In the related art, a photolithography technology has been widely used to fabricate a fine pattern to manufacture a large-scale integration (LSI) circuit. However, the photolithography technology has a problem in that it is difficult to fabricate a pattern having a size smaller than a wavelength of the light used in exposure. In addition, as another fine pattern fabrication technology, there is known a mask pattern lithography technology (EB method) using an electron beam lithography system. However, in the EB method, a lithograph time increases as the number of lithograph patterns increases because of directly forming a mask pattern by lithography using electron beams, and a throughput until pattern formation significantly decreases. In addition, a problem also occurs in that costs of apparatuses increase in such methods due to high-precision control for a mask position in a photolithography exposure apparatus or a large size of the electron beam lithography system in the EB exposure apparatus.
As a fine pattern fabrication technology capable of addressing such problems, there is known a nanoimprint lithography technology. In the nanoimprint lithography technology, a fine pattern formed on a mold is transferred onto a surface of a transfer target substrate by pressing the mold having a fine pattern of nanoscale to a resist film formed on a surface of the transfer target substrate.

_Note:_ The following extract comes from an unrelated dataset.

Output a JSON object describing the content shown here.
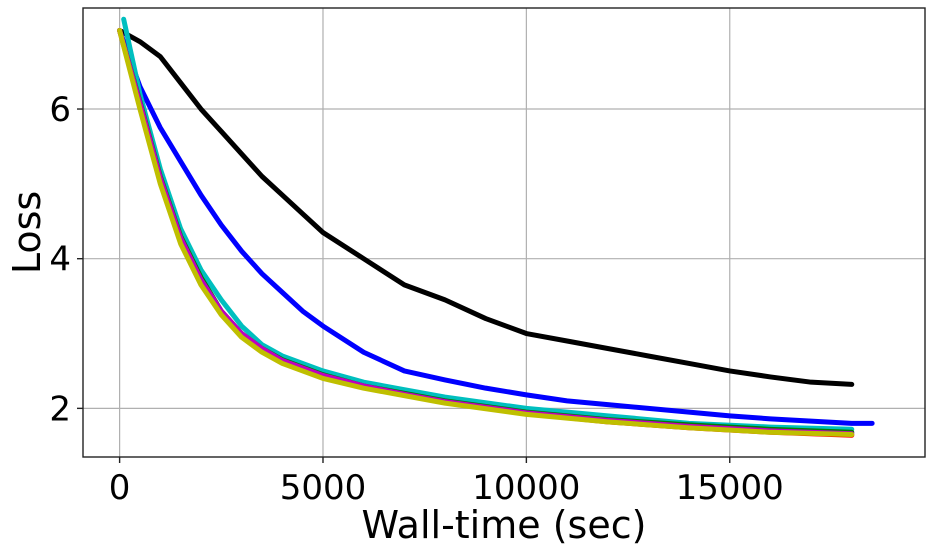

FIGS. 1A and 1B are explanatory diagrams illustrating an exemplary nanoimprint lithography method. Referring to FIG. 1A, in order to form a concavo-convex structure on a surface of a desired substrate (object to be processed) 1001, a fine pattern 1003 formed on a mold 1002 is pressed to the object 1001 to be processed by applying a nanoimprint lithography method.
In a case where a fine pattern 1003 is used as a mask for fabricating the object 1001 to be processed, the fine pattern 1003 is made of a transfer material serving as a mask when the object 1001 to be processed is fabricated. When the transfer is performed, it is necessary to reduce a remaining film thickness T. In order to reduce the remaining film thickness T, it is necessary to reduce a thickness of the coating of the transfer material and press it with a high pressure for a long time and the likes. However, as the thickness of the coating is reduced, the object 1001 to be processed becomes susceptible to roughness or particles existing on a surface of the object 1001 to be processed, and moreover a transfer material may be unsatisfactorily filled in the concavo-convex structure of the mold 1002, or vapors may be incorporated. If pressing is made for a long time, throughput reliability is degraded. In addition, in order to uniformly form the thin remaining film, it is also necessary to use a special apparatus having a minute pressure distribution. Particularly, it is known that it is very difficult to form a homogeneous thin remaining film in a large scale. For these problems, it is difficult to take overall advantages such as transferability in a large scale, convenience, or throughput reliability of the nanoimprint lithography considered to be industrially superior.
Meanwhile, in a case where a fine pattern having a high aspect ratio is formed on the object 1001 to be processed, it is necessary to increase an aspect ratio of the fine pattern formed on a surface of the mold 1002. However, as the aspect ratio of the fine pattern formed on a surface of the mold 1002 increases, a filling error may be easily generated, and a demolding error such as a breakdown of the fine pattern 1003 may be easily generated when the mold 1002 is removed. As illustrated in FIG. 1B, in order to form the fine pattern 1003 having a high aspect ratio on the object 1001 to be processed, a method has been proposed, in which an organic layer 1004 (mask layer) is provided on the object 1001 to be processed, a fine pattern 1003 is formed on the organic layer 1004, and the organic layer 1004 is fabricated by using the fine pattern 1003 as a mask. However, even when the fine pattern 1003 is used as a mask for fabricating the organic layer 1004, the aforementioned problems still exist.
Among them, a method of forming a fine mask pattern having a thin or no remaining film T has been proposed (refer to Japanese Unexamined Patent Application No. 2011-66273). In Japanese Unexamined Patent Application No. 2011-66273, first, a mask material film is directly formed on a concavo-convex structure having unevenness on a surface. Subsequently, the remaining film T is thinned or has a zero thickness by performing etch-back for the mask material film (a thickness of the mask material film arranged on the concavo-convex structure of the mold is thinned). Then, a substrate is laminated to the mask material, and, finally, ashing is performed for the mold side, so that a fine mask pattern having no remaining film T excluding a fine structure in the mold is obtained.